Orange, BMW AG, TomTom International BV and Parrot SA, all of which use Nuance software to translate spoken commands, argue drivers will use their mobile phones in the car anyway.

Responsible companies must such activity as safe as possible by having voice commands replace physical manipulation so drivers can keep their eyes on the road and hands on the wheel.

However, even the industry admits voice-control, alone, is not enough.

There are two risks in using a mobile phone while driving: “The physical manipulation and the mental inattention,” says Pierre-Marie de Berny, a safety consultant for Parrot, which makes hands-free kits for phones using the car’s speakers and an intergrated microphone.

“Today, technology only reduces the physical manipulation, not the risk of inattention,” he says.

Studies show making or receiving phone calls while driving, even using a hands-free kit, increase accident risks. Texting is identified as an even greater safety threat.

A global-positioning system that speaks to the driver or understands a driver’s voice when hearing the target address may lower the risk of accidents.

Nuance presents a study showing 60%-80% of drivers using navigation systems say they are more relaxed and in control. But mobile phone calls are another story.

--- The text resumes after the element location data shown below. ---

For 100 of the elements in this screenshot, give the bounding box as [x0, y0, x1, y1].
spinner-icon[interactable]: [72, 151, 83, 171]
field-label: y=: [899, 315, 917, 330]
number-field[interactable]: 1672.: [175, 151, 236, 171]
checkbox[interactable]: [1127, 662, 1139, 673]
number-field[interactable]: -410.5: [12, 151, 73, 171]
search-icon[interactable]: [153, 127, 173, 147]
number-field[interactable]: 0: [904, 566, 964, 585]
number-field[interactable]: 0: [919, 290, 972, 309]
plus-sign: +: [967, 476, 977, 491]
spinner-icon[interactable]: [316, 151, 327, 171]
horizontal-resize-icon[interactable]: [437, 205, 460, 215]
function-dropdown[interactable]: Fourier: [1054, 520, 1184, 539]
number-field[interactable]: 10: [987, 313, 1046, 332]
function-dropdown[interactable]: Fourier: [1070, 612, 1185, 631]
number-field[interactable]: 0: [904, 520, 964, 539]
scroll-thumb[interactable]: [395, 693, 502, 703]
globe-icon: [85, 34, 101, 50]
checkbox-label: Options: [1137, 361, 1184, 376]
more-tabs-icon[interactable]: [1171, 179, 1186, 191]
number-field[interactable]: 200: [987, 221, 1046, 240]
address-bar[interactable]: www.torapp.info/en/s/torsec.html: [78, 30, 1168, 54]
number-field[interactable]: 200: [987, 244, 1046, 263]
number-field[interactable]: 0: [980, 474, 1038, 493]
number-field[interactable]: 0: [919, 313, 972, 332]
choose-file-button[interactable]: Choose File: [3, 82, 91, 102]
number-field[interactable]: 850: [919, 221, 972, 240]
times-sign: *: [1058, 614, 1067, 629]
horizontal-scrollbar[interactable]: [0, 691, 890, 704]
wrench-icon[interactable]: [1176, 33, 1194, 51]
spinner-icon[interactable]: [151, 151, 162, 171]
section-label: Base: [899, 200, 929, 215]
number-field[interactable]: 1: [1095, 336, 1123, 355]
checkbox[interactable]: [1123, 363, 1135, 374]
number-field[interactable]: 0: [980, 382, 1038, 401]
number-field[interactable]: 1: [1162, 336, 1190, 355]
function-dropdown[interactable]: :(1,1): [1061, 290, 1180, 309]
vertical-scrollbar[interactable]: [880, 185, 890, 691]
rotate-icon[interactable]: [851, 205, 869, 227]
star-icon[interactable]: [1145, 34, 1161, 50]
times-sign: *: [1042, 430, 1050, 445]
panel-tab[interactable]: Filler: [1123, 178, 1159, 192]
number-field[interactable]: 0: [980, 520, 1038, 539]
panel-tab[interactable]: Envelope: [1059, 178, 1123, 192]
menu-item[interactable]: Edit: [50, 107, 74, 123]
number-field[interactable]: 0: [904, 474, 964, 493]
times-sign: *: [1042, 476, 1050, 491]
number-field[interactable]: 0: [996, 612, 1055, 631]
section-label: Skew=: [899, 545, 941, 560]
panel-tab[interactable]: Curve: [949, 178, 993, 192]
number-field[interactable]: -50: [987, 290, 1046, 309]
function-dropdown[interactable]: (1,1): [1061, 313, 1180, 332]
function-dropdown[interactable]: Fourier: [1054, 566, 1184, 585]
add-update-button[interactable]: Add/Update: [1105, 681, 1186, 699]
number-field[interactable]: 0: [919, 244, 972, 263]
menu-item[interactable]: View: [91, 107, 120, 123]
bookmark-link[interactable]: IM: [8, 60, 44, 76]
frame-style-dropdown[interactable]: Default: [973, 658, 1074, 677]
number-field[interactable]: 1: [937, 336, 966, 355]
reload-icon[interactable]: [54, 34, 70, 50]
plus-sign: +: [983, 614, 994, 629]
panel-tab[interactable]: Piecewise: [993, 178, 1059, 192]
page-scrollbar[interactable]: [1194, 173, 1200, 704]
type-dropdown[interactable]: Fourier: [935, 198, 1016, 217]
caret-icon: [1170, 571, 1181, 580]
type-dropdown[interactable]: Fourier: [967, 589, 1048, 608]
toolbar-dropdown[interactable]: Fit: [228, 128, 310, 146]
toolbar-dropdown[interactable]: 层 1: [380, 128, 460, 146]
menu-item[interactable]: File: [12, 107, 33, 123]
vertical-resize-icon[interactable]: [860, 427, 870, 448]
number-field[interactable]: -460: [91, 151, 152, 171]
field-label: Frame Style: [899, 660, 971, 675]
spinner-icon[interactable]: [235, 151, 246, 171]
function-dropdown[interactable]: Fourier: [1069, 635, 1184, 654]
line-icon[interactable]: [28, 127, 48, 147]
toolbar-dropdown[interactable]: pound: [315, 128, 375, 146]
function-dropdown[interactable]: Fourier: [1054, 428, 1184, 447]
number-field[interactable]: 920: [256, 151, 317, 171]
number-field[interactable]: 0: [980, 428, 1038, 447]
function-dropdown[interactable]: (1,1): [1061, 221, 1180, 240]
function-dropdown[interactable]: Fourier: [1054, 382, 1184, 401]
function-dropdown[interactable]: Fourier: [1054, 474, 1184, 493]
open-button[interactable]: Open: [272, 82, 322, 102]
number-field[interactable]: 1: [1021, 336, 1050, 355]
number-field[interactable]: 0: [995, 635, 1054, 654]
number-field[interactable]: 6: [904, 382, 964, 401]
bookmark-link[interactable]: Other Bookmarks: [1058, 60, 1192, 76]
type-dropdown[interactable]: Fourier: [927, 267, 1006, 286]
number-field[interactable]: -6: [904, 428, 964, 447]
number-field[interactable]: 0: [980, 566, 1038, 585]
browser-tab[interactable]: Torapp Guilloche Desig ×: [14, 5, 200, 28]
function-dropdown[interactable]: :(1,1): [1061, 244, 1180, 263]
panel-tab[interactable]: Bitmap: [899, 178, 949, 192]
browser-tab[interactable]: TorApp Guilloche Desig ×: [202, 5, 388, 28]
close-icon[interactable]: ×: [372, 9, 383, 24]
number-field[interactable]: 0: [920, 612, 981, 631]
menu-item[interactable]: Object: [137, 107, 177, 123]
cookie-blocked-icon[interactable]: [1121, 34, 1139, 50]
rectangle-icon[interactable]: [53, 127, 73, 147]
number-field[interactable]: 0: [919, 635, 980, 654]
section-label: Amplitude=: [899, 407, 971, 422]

In March 2007, a French study by National Interministry Observatory for Highway Safety recommended the passage of a law in the country banning the use of mobile phones, even with hands-free devices, while driving.

Using a handheld phone while driving has been banned in France since 2003, and that law also effectively bans texting.

The decision “to ban only the use of a telephone held in the hand,” says the French study, “has had a regrettable effect in making drivers believe in good faith that the use of a hands-free kit does not pose any safety risk.”

Hands-free systems that use earbuds or a Bluetooth earpiece create their own problems of manipulation and distraction, de Berny says. “Parrot used to sell a kit that used an earpiece, but we abandoned that. We humans are made to function in three dimensions.”

Spain already has banned most hands-free kits, and de Berny says he expects other European countries to follow. The 2007 French study admits a ban on hands-free phone calls would be difficult to enforce, but contends at least drivers would realize there is a risk.

Meanwhile, voice technology is developing at its own pace.

Nuance is working on future software auto makers may want to integrate that connects to a service or allows researching the Internet by voice, understands commands spoken in natural language and composes emails and text messages by dictation.

Orange is developing voice controls for navigation systems on cell phones.

A new BMW vehicle can read with a computer voice news dispatches, and drivers can enter navigation destinations in one phrase, such as “25 Avenue des Champs Elysees, Paris.” Next year, BMW plans to introduce a mobile Internet on backseat multimedia equipment.

“We need to educate people on how to use these things,” says Philippe Jeanrenaud of Nuance.

Already, Nuance software is in 25 million cars in one form or another, he notes, adding it is the role of industry not only to teach people but also to bring voice control to consumers.

De Berny says Parrot this month will release a study that details how drivers use hands-free controls. The report also suggests a solution for the problem of driver distraction that goes beyond Renault SA’s idea of having a vehicle answer the phone with a message the driver is busy, putting the caller on hold.

“The debate (over cell phones and driving) is passionate in France,” de Berny says. “We will have a technological answer for inattention.”